For me, this force is what pushed me to rise above and beyond the moment where a doctor told me I was going to die, or those moments in which I lived in unbearable physical pain, lying in the hospital’s trauma ward.

One of the best descriptions of this force may very well be what researcher Emilia Lahti, MAPP teaches: the Finnish cultural construct known as sisu, or “that which enables us to endure the toughest of situations and take action against nearly impossible odds.” It is described as “what keeps us going, when we feel we have reached the end of our abilities.”

Etymologically the word is derived from sisus, which quite literally refers to the physical internal organs of a human or animal body (literally its guts). This word has connotations of mental toughness, determination fused with emotional intelligence. Sisu is about having strength of character and the ability to push beyond what you’ve know in the past or what you know (think) you can do.

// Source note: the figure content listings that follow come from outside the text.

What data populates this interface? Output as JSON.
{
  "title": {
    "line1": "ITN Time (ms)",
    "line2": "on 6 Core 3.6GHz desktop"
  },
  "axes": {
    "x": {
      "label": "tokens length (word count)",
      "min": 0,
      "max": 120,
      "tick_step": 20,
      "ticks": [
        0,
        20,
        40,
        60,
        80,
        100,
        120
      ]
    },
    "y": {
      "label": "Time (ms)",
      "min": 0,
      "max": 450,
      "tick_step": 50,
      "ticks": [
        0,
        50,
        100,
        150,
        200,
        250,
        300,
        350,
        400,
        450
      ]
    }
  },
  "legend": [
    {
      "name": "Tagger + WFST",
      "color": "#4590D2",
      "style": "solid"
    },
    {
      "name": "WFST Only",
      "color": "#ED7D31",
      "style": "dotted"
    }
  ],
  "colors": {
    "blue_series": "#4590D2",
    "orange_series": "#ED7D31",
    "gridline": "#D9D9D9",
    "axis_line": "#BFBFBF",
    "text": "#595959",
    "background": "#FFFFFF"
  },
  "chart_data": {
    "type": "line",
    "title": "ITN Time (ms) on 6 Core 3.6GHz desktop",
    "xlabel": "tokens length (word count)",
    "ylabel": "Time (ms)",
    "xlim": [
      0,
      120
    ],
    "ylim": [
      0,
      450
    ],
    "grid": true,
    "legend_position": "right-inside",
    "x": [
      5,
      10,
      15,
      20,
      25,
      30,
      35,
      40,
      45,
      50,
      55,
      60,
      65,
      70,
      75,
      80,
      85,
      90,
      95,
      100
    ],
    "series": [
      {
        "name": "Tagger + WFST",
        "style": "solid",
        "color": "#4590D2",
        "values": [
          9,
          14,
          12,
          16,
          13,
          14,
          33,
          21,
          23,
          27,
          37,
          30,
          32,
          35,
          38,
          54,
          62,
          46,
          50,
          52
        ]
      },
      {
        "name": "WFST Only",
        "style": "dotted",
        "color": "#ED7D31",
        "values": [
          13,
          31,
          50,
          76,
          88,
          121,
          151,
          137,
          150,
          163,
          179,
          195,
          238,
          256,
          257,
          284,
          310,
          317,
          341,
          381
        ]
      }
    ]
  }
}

Sisu is not a new concept (the term has existed for hundreds of years and the principle dates back much further), nor is our ability to make the choice to step beyond our current or past circumstances and courageously create something new—to forge ahead even when negating forces are present.

In her 2013 study, one of Emilia Lahti’s main findings was “the perception of sisu as a reserve of power which enables extraordinary action to overcome mentally or physically challenging situations.” It is a reserve, ever-present within each of us, available for use when trying times demand it.

Some of the most incredible leaders I’ve had the pleasure of knowing and working with have also faced or live with life-threatening illness. The commonality we all share is that our lived experience has become our fuel, not our fear. Our lives are about progression, not pessimism.

Our lived experience can be our fuel, not our fear.

We’ve transformed and moved past our past health challenges, choosing to use those experiences as springboards to do magnificent, big-scale work in this lifetime. None of us, none, are living in our stories...nor do we want anyone to be doing so for us.

One of Emilia’s main points is that sisu is about an “action mindset—reaching beyond present limitations and taking action against all odds and transforming barriers into frontiers.” It’s about doing what is necessary not only to survive, but to thrive, even when it’s difficult.

Only the idealist in us believes that we’ll never fall ill if we’re doing everything “right.” The realist knows that sometimes life happens—that we live in a world filled with crazy toxins and viruses to which no of us are fully immune. As a doctor once put it in conversation with me, “sometimes it’s just dumb luck.”

My favorite definition for sisu is “a knowing that things will turn out okay.” This is precisely the knowledge that allowed me to swiftly move beyond the comments that suggested I should tip-toe through my life and let fear be the director of what I may or may not create in my reality or keep pushing forward when I was told that I was going to die.

When it comes to how I build my business and live my life, I’ll take my chances on living big (while nurturing my mind, body and soul).

I’ve chosen to sustain my courage in the face of all adversity, knowing that it’s in these moments of challenge where we build what Wharton Psychologist Adam Grant fondly refers to as our “resilience muscle.” Because when that muscle is strong, we can be assured that we’ll have the know-how to be able to rise above and transform any of life’s unexpected twists and turns.

I’m choosing to use my experiences as FUEL, NOT FEAR and I wish the same for you.